# Pigeon Show Prescot 2009



## mini paul (Sep 16, 2007)

Here are a few pics from todays show at prescot uk

http://picasaweb.google.co.uk/minipaul7/PrescotShow2009#


----------



## lwerden (May 31, 2008)

mini paul...............Thank you so much for sharing your pictures. The birds are all so beautiful. I totally enjoyed seeing them.


----------



## Brummie (Feb 16, 2009)

Hey paul.
Great pictures!One thing I do miss about Brum is the pigeon show at Bingley hall...long long time ago.


----------



## Guest (Nov 22, 2009)

nice pictures thanks for sharing


----------



## mr squeaks (Apr 14, 2005)

Great pictures and beautiful pijies too, Paul!!

MANY THANKS FOR POSTING! 

I'm always amazed at the many breeds of pigeons!

Love and Hugs
Shi


----------



## mini paul (Sep 16, 2007)

Im glad you all enjoyed them


----------



## mr squeaks (Apr 14, 2005)

Hi Paul...

Is there any chance that you could put the breed of pigeon under their picture?

Some pigeons are not seen very often and I often wonder what they are...some, of course, are recognized.

Many people do not realize how many different breeds of pigeons there really are! AND, if some take high prizes, we can see what that particular breed _should_ look like. 

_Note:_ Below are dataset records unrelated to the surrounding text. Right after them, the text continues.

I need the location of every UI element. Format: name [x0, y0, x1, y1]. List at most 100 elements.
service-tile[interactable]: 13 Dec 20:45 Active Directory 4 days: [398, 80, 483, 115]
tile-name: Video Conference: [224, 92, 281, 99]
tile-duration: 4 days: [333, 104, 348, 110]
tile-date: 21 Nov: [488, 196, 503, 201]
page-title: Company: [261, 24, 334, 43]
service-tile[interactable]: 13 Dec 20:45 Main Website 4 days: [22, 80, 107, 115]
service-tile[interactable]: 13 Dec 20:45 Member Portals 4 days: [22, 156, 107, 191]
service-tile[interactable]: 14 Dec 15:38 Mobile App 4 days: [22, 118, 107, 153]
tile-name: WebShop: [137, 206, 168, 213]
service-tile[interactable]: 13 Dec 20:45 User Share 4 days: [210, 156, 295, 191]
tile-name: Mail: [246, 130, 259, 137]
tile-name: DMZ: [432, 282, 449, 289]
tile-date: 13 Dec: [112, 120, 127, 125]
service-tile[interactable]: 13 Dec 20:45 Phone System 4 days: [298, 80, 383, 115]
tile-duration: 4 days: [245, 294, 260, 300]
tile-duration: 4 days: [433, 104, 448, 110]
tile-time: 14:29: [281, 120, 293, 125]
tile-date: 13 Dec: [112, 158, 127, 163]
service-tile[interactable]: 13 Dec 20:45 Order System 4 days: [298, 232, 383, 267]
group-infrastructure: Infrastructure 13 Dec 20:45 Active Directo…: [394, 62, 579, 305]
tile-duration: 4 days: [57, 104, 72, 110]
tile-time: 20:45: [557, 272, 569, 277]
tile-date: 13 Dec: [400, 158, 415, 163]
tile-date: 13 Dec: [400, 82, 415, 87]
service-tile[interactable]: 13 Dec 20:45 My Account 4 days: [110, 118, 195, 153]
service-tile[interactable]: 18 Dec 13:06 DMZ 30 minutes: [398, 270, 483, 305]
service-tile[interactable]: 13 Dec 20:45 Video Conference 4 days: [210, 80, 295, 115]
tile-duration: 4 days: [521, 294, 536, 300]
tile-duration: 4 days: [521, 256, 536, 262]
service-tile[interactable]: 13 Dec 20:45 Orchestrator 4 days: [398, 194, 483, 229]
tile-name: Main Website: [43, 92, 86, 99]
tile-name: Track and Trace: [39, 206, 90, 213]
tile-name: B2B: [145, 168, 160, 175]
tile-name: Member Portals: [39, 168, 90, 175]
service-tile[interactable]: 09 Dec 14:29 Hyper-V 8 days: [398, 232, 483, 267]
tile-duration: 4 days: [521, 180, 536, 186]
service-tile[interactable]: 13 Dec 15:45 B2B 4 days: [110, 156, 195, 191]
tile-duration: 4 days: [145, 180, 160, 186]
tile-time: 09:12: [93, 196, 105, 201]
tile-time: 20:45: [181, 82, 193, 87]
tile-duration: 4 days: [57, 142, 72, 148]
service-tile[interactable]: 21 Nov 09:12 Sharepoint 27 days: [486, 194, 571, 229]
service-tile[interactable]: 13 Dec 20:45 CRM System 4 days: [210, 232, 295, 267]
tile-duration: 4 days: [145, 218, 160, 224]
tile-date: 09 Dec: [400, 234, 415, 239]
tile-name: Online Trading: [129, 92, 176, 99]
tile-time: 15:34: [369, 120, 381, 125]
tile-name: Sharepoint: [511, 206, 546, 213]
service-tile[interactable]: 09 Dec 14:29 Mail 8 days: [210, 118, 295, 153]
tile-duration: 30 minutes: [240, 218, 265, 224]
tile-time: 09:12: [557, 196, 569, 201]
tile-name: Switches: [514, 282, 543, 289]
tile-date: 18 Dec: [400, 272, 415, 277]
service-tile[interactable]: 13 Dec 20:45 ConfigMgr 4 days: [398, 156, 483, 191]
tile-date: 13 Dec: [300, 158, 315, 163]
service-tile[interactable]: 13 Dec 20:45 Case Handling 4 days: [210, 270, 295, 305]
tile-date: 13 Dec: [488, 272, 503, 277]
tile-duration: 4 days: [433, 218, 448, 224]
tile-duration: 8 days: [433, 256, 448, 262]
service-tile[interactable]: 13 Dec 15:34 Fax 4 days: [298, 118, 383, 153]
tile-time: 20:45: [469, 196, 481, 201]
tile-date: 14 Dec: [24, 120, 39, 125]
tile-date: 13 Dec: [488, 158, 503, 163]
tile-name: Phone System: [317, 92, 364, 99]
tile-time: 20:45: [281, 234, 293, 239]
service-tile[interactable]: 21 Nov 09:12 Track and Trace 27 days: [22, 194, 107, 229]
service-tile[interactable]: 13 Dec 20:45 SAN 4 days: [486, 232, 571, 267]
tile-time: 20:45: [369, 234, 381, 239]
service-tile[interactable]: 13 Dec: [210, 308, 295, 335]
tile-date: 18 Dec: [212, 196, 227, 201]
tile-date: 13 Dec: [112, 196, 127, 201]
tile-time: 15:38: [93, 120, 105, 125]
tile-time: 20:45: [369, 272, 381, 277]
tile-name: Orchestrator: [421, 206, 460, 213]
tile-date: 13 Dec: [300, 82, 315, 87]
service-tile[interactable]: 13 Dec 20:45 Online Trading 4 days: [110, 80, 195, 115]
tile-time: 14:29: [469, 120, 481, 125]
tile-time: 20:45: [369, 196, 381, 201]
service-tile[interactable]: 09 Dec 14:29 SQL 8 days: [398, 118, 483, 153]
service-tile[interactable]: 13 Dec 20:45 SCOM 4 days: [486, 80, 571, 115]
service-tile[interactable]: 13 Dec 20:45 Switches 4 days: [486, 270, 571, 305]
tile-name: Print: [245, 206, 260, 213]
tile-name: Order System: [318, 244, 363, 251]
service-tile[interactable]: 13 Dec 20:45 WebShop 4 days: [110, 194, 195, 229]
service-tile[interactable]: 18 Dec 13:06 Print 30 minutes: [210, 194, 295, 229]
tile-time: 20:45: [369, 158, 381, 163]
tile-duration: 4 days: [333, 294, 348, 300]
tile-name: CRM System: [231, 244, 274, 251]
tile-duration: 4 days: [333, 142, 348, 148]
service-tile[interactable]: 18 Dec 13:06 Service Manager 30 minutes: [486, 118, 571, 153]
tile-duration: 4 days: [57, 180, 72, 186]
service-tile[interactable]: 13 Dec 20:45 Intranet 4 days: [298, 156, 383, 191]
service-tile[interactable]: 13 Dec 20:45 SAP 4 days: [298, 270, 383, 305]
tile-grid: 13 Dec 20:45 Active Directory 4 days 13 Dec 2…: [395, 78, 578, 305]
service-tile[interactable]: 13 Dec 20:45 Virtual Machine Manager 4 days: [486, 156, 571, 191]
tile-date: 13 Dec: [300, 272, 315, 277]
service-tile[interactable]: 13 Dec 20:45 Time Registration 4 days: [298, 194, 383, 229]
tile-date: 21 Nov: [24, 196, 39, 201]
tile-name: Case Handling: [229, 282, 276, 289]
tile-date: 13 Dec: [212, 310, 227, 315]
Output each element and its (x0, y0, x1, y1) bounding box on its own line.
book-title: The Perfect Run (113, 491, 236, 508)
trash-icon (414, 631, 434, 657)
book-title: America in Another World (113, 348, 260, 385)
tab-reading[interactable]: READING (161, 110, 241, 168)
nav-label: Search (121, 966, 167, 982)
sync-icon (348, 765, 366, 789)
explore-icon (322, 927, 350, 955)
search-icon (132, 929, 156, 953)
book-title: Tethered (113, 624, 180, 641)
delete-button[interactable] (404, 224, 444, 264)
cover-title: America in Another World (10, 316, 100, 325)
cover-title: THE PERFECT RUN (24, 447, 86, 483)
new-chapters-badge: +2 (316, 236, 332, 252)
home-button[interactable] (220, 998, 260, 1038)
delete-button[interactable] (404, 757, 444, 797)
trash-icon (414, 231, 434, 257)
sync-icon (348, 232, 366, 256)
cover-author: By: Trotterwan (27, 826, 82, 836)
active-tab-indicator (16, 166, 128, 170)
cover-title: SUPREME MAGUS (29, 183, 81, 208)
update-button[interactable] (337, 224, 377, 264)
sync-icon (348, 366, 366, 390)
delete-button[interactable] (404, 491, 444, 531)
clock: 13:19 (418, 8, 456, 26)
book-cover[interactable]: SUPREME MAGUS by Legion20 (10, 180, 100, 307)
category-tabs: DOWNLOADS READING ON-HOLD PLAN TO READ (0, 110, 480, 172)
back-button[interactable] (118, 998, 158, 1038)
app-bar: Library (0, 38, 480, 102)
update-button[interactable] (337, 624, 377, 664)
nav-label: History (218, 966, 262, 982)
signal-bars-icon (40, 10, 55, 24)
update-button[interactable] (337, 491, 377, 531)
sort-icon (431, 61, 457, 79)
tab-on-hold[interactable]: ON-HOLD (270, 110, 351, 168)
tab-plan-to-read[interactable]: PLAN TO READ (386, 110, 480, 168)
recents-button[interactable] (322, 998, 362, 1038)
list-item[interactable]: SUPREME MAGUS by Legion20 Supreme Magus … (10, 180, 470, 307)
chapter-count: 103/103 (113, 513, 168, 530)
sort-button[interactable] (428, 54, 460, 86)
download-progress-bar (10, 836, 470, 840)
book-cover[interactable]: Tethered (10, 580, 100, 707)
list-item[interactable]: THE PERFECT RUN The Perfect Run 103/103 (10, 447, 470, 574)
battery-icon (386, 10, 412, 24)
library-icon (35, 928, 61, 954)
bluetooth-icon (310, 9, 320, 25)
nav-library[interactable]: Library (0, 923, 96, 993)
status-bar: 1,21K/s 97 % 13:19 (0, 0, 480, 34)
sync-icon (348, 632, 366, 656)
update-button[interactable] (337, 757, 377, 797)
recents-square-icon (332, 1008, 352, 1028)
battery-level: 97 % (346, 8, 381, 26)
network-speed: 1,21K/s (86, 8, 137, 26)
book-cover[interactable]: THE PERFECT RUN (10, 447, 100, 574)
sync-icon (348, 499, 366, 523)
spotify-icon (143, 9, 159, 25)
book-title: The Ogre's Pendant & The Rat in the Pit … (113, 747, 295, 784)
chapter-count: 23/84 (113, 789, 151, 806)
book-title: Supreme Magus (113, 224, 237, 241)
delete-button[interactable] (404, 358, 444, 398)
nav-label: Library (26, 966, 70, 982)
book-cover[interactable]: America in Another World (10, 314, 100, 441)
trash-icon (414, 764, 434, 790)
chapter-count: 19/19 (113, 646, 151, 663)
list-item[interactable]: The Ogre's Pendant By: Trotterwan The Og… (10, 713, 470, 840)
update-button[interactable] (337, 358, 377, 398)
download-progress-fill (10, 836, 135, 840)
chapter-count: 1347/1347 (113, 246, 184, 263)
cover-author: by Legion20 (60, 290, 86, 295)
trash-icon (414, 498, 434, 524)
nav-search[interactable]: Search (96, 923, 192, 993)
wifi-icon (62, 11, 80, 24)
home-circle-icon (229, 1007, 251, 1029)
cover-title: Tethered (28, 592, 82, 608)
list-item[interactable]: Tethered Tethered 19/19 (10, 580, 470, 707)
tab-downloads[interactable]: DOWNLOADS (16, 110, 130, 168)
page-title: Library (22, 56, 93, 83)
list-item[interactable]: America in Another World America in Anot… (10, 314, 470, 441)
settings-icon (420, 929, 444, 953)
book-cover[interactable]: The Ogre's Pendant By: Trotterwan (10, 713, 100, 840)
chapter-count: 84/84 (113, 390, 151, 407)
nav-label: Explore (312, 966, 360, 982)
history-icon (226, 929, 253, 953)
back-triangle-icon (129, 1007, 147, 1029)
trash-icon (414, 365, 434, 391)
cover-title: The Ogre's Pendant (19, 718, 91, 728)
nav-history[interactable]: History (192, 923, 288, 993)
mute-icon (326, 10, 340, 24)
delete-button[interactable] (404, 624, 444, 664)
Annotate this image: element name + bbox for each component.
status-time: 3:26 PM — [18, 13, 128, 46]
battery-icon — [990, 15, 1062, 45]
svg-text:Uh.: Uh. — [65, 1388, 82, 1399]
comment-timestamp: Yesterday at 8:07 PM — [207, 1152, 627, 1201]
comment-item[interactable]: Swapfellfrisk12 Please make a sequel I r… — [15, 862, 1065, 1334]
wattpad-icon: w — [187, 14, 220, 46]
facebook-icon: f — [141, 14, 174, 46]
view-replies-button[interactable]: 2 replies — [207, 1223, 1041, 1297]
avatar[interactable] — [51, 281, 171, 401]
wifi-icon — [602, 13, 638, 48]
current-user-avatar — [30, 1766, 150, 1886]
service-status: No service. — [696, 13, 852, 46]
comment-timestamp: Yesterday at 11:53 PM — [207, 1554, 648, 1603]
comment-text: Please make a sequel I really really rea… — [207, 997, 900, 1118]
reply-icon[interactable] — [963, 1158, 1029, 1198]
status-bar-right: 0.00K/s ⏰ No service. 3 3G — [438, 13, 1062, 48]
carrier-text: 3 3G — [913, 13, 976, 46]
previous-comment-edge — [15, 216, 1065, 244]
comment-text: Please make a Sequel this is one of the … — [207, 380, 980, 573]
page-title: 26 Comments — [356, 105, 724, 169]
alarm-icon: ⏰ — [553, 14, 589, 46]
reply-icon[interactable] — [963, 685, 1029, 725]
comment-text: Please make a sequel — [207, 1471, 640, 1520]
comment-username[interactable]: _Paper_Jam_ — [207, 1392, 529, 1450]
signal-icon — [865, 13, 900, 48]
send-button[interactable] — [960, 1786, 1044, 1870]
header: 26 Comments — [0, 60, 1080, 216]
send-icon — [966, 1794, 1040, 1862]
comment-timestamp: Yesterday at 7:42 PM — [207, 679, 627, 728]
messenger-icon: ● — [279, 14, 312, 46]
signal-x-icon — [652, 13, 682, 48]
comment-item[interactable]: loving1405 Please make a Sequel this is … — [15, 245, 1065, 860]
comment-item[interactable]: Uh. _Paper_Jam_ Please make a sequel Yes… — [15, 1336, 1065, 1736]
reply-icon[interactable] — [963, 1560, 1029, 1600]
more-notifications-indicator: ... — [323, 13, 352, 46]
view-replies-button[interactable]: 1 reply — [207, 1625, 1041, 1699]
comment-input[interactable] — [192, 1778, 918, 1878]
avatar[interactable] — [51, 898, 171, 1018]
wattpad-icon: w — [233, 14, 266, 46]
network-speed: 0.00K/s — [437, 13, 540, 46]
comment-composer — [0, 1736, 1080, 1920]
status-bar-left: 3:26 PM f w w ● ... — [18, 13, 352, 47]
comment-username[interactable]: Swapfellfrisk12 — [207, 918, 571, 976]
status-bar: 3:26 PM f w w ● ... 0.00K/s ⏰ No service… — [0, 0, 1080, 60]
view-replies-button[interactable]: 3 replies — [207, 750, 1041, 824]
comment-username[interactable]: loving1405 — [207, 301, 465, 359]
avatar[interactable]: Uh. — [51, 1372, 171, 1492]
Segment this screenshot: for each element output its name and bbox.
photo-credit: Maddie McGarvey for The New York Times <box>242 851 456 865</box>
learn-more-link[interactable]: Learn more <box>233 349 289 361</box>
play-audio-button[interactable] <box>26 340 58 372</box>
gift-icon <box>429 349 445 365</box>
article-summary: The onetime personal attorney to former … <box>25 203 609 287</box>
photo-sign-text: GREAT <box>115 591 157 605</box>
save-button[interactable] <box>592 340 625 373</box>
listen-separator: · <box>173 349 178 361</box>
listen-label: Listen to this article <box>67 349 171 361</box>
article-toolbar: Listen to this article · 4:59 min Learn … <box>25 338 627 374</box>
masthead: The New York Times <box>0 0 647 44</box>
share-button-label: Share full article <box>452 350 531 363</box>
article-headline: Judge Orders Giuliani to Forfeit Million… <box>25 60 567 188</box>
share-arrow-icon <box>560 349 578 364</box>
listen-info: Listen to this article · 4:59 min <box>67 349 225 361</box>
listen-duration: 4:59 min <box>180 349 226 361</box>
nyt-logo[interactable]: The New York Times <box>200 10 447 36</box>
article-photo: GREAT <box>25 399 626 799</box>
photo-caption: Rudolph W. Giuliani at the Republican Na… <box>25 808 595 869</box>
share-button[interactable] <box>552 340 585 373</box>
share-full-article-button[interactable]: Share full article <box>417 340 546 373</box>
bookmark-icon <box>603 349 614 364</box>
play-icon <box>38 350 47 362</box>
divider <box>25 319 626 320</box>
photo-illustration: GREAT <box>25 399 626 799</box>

Many thanks again for the lovely pictures of very beautiful pigeons!

Love and Hugs
Shi


----------



## starlinglover95 (May 6, 2009)

so pretty


----------



## TAWhatley (Mar 6, 2001)

Wow! Great pics, Paul! Thank you for sharing them with us. It really would be great to ID the breeds if that's possible. I know a few of them, and I'm sure you and others know most of them. 

Terry


----------



## wcooper (Aug 4, 2009)

The baby Modena's color could be Argent.


----------



## mini paul (Sep 16, 2007)

Well i would if i did know them all, im in the same boat as most of you guys lol some breeds i know and most i dont. I do know they are all lovely birds.


----------